When asked for more specific details about how the changes would operate, the Home Office explained it would vary on a case by case basis, saying: "When an individual makes an asylum claim, we will gather any evidence, verbal or documentary, of claimants having spent time in or having connections to a safe country. This could include biometric evidence, passports, legal papers, employment papers, bank statements, invoices, receipts and other similar documents (this list is not exhaustive). An account of the individual's immigration history will be taken as part of their asylum screening interview to fully understand the chronology and detail of how the person came to the UK. Evidence of a person's method and place of entry to the UK and their known or probable place of embarkation by Home Office officials or another person in an official capacity will be taken into consideration."

In response to a question by the Committee on what would happen to asylum seekers deemed inadmissible, the Home Office said: "A person will be regarded as an asylum seeker up to the point of being deemed, formally, to be inadmissible. At that point they would be a failed asylum seeker. Both asylum seekers and failed asylum seekers can access support to prevent against destitution (in accordance with our obligations under the ECHR.) Our powers to detain are linked closely to an ability to remove within a reasonable period of time. If that is possible, therefore, detention is an option. If not, we are looking at different accommodation models for our asylum intake generally."

If no third country was willing to take the failed asylum seeker, the Home Office explained: "If returns are not, ultimately, possible within a matter of months, a person will be admitted into the asylum system."

In conclusion, the Lords Secondary Legislation Scrutiny Committee stated in its report: "These changes in the Rules may alter an individual's status to failed asylum seeker more quickly or perhaps limit their ability to have the decision reviewed, but it is not obvious how, in the absence of a clear enforcement policy, it will deter secondary movements. The House may therefore wish to ask the Minister for details of how the 'robust returns' policy is to be delivered and the deterrent effect promulgated."
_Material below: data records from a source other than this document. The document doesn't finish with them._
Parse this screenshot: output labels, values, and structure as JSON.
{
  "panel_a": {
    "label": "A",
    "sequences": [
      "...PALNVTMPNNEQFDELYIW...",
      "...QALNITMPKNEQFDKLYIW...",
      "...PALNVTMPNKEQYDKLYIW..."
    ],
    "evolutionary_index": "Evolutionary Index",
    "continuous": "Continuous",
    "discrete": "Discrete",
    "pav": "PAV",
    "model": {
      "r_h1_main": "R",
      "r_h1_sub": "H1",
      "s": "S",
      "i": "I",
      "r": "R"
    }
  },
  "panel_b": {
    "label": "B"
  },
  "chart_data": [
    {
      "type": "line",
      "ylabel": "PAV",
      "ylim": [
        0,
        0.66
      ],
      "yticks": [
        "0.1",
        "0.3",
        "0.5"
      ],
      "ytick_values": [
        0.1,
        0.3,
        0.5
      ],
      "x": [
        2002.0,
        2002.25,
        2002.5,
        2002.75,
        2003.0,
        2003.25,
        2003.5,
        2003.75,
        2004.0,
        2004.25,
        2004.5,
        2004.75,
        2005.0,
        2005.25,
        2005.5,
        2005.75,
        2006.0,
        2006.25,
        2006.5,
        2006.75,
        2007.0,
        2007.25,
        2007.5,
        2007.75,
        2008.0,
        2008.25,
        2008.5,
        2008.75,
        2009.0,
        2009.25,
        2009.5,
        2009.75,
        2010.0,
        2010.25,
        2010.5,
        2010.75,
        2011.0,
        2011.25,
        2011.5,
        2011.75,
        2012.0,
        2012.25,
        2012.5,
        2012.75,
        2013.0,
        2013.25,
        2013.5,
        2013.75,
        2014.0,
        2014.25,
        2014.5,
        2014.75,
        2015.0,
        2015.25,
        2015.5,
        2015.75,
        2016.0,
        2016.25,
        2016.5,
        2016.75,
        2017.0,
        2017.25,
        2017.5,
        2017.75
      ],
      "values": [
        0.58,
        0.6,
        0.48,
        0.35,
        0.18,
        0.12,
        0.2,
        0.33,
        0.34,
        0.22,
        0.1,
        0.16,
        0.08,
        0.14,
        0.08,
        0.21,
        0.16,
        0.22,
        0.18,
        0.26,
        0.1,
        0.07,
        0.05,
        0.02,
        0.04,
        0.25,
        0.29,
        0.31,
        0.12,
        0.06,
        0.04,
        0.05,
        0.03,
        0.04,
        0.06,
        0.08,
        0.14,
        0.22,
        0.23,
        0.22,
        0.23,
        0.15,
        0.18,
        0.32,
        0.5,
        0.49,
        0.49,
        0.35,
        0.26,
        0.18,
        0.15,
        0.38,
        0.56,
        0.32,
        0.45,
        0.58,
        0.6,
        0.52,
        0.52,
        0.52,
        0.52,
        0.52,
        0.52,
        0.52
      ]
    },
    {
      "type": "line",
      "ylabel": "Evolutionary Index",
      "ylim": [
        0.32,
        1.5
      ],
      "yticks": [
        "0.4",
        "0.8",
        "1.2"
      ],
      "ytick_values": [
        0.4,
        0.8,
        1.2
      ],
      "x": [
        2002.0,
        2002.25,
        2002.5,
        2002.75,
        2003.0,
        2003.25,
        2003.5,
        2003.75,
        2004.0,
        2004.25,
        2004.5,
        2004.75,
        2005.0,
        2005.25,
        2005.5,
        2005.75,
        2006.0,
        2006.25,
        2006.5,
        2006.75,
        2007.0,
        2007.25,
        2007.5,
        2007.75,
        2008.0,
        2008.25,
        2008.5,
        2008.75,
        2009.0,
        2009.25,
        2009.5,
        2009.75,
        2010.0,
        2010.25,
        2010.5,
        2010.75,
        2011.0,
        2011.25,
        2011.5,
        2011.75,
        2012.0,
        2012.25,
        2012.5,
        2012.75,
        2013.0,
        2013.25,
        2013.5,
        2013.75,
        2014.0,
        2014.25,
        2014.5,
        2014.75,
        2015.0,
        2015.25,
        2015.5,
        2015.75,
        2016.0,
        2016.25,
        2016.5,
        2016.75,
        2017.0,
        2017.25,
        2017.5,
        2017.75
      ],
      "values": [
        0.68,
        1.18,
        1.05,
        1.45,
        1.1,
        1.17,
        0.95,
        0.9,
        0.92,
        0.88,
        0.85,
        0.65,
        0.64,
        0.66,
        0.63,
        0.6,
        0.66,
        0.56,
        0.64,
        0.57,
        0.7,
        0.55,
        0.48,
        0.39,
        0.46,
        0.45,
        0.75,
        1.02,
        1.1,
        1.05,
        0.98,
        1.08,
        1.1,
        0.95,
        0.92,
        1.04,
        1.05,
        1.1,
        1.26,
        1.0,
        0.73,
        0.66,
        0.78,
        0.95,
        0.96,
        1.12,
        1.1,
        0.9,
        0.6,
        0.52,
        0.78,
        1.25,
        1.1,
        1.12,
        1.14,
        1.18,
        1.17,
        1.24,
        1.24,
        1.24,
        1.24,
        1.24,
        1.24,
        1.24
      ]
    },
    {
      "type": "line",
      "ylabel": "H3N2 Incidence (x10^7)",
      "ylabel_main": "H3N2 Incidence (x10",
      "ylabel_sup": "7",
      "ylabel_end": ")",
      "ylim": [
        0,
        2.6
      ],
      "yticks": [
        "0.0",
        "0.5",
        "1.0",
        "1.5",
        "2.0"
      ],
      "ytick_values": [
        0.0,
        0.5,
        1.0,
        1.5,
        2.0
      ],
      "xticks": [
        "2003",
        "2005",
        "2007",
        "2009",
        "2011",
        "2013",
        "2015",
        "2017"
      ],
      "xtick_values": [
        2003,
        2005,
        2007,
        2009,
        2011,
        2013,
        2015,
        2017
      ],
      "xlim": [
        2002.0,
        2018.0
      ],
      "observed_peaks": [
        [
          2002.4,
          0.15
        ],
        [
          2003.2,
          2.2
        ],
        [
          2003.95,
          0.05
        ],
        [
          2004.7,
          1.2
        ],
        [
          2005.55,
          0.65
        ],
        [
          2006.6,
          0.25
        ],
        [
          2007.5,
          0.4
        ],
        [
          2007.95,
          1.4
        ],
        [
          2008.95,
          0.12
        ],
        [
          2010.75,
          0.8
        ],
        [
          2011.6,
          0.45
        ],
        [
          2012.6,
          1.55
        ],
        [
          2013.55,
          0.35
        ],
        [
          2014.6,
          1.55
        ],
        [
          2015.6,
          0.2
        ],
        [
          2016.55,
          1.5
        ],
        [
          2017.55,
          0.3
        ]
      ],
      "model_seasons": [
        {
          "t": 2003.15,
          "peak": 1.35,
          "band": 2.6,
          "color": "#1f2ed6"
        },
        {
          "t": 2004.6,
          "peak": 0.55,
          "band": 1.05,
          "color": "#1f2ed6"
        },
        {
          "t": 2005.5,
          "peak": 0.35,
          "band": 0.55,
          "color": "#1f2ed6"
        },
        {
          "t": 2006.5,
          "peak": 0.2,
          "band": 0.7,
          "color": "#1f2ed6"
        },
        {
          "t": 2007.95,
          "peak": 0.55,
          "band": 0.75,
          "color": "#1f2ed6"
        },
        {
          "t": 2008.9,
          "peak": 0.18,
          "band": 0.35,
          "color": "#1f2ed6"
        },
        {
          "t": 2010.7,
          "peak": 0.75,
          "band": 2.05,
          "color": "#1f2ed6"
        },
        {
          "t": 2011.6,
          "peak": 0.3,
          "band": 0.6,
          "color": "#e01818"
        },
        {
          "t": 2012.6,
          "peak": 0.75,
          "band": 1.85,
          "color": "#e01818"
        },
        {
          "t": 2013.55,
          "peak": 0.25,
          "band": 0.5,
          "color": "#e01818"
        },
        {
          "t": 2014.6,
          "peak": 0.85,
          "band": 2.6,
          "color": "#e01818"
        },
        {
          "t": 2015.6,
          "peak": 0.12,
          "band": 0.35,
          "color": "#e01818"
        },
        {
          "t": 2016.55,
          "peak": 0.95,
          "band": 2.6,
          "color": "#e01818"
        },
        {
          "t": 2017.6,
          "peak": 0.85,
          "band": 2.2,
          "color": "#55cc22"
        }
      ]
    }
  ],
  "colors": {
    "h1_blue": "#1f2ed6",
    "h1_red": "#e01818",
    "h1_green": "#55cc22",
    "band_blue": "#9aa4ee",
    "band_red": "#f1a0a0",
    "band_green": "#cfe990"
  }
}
It should be noted that this is the second time in recent months that the Secondary Legislation Scrutiny Committee has raised concerns over a statement of changes to the Immigration Rules. As we reported on EIN in November, the Committee found that October's very lengthy statement of changes to the Immigration Rules (HC 813) made parliamentary scrutiny "virtually impossible", as it was "wholly unjustified" of the Government to combine so many policy areas in a single statement.